Ricordiamo o no che l’autorità giudiziaria (in coerenza con il dettato costituzionale) impedisce il fermo di chiunque per ragioni amministrative e, quindi, non c’è nessuno in Italia che possa imporre un soggiorno obbligato in un centro di accoglienza o in un centro di quarantena? Ministro dell’interno della Repubblica italiana, Minniti aveva fatto up and down tra Roma, Tripoli e i capoluoghi tribali stringendo accordi con tutte le autorità diffuse sul territorio libico per evitare il sostegno ai migranti e, possibilmente, ottenere il loro respingimento nei luoghi di provenienza. Sappiamo tutti che non c’è per nessuno il diritto di abbandonare il proprio paese per recarsi in un altro. Un solo motivo è ammesso: la persecuzione da parte di un regime tirannico. Certo la fame è un tiranno feroce, ma nessuno può considerarla (almeno secondo il diritto internazionale vigente) ragione legittima per andarsene in un altro paese, che non vuole riceverlo e che non ha un’occupazione legale da offrire.

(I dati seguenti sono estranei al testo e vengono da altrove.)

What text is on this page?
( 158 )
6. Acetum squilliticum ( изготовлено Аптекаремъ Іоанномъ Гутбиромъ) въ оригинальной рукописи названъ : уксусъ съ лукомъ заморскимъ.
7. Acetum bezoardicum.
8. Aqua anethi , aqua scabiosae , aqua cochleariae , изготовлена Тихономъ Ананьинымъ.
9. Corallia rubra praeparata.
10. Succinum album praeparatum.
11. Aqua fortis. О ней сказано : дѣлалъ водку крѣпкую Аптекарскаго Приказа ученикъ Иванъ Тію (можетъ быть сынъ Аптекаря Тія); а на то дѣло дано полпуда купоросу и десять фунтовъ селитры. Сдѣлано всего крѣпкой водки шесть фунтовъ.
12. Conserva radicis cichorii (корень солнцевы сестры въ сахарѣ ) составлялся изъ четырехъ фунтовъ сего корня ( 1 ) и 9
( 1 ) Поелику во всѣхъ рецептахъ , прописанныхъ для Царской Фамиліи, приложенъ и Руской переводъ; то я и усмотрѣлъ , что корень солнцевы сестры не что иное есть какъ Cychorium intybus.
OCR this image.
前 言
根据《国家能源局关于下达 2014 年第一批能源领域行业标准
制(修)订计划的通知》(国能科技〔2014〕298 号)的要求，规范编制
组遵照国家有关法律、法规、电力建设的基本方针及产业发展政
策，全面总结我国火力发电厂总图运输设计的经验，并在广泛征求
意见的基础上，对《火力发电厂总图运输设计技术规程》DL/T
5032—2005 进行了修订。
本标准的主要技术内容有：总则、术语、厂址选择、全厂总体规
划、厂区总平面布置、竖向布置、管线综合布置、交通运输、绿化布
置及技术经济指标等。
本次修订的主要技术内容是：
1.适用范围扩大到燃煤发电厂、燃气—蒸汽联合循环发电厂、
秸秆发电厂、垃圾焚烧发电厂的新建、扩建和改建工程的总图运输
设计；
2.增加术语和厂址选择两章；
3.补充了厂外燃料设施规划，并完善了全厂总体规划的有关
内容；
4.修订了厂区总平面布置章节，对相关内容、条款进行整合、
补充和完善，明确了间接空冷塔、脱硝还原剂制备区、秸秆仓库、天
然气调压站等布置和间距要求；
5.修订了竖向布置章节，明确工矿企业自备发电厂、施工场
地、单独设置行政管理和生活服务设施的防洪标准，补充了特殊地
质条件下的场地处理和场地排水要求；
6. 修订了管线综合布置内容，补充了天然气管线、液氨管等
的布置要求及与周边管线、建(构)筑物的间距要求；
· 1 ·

Ora, non bisogna essere antieuropeisti per immaginare che l’Europa non potrà dare sostegno alla nostra ipocrisia: quella del buonismo che non vuole ostacolare l’arrivo di tanta gente in Italia (una sorta di trasferimento dagli slum africani agli slum italiani, al traffico di droga o all’occupazione nel crimine), e che, allo stesso tempo, pretenderebbe che altri si facessero carico di un lassismo contrario alla legge.
L’abbiamo scritto più volte, la situazione si ribalta ad alcune condizioni: la prima sarebbe bene far sapere in Africa che intraprendere il viaggio nel Mediterraneo non solo è rischioso, ma inutile, perché le possibilità di accoglienza sono uguali a zero; che l’Europa non è l’Eldorado e che, anzi, è terra di problemi irrisolti; che per il momento non c’è occupazione per nessuno nemmeno per centinaia di migliaia di europei. E che, in positivo, noi italiani e noi europei diamo il via a investimenti ad alto contenuto occupazionale nei paesi di emigrazione. E che se i loro governanti rubano i quattrini di questi investimenti, il problema è loro: vivaddio due secoli fa e oltre in Europa abbiamo avuto la rivoluzione (francese). Non è detto sempre che i despoti possano governare indisturbati a dispetto dei popoli.
E che, infine, noi italiani, noi europei possiamo accogliere migranti solo in numero corrispondente ai posti di lavoro liberi e previa una istruttoria nei consolati europei all’estero. E che, sull’attività di questi consolati, ci sarà un feroce controllo per impedire le devianze accadute in passato. Ricordiamoci che il medico pietoso, che non adotta le terapie radicali che servono, uccide il malato. Ecco perché il governo sbaglia.
La fermezza si impone e, con essa, un’autorevole interlocuzione con le autorità libiche, che debbono essere affrontate con in mano il portafoglio. Quello che incombe non può né deve accadere. Minniti affermò, a suo tempo, che quello dell’immigrazione era un problema che investiva l’ordine costituzionale dell’Italia. Lo è ancora. Regolatevi.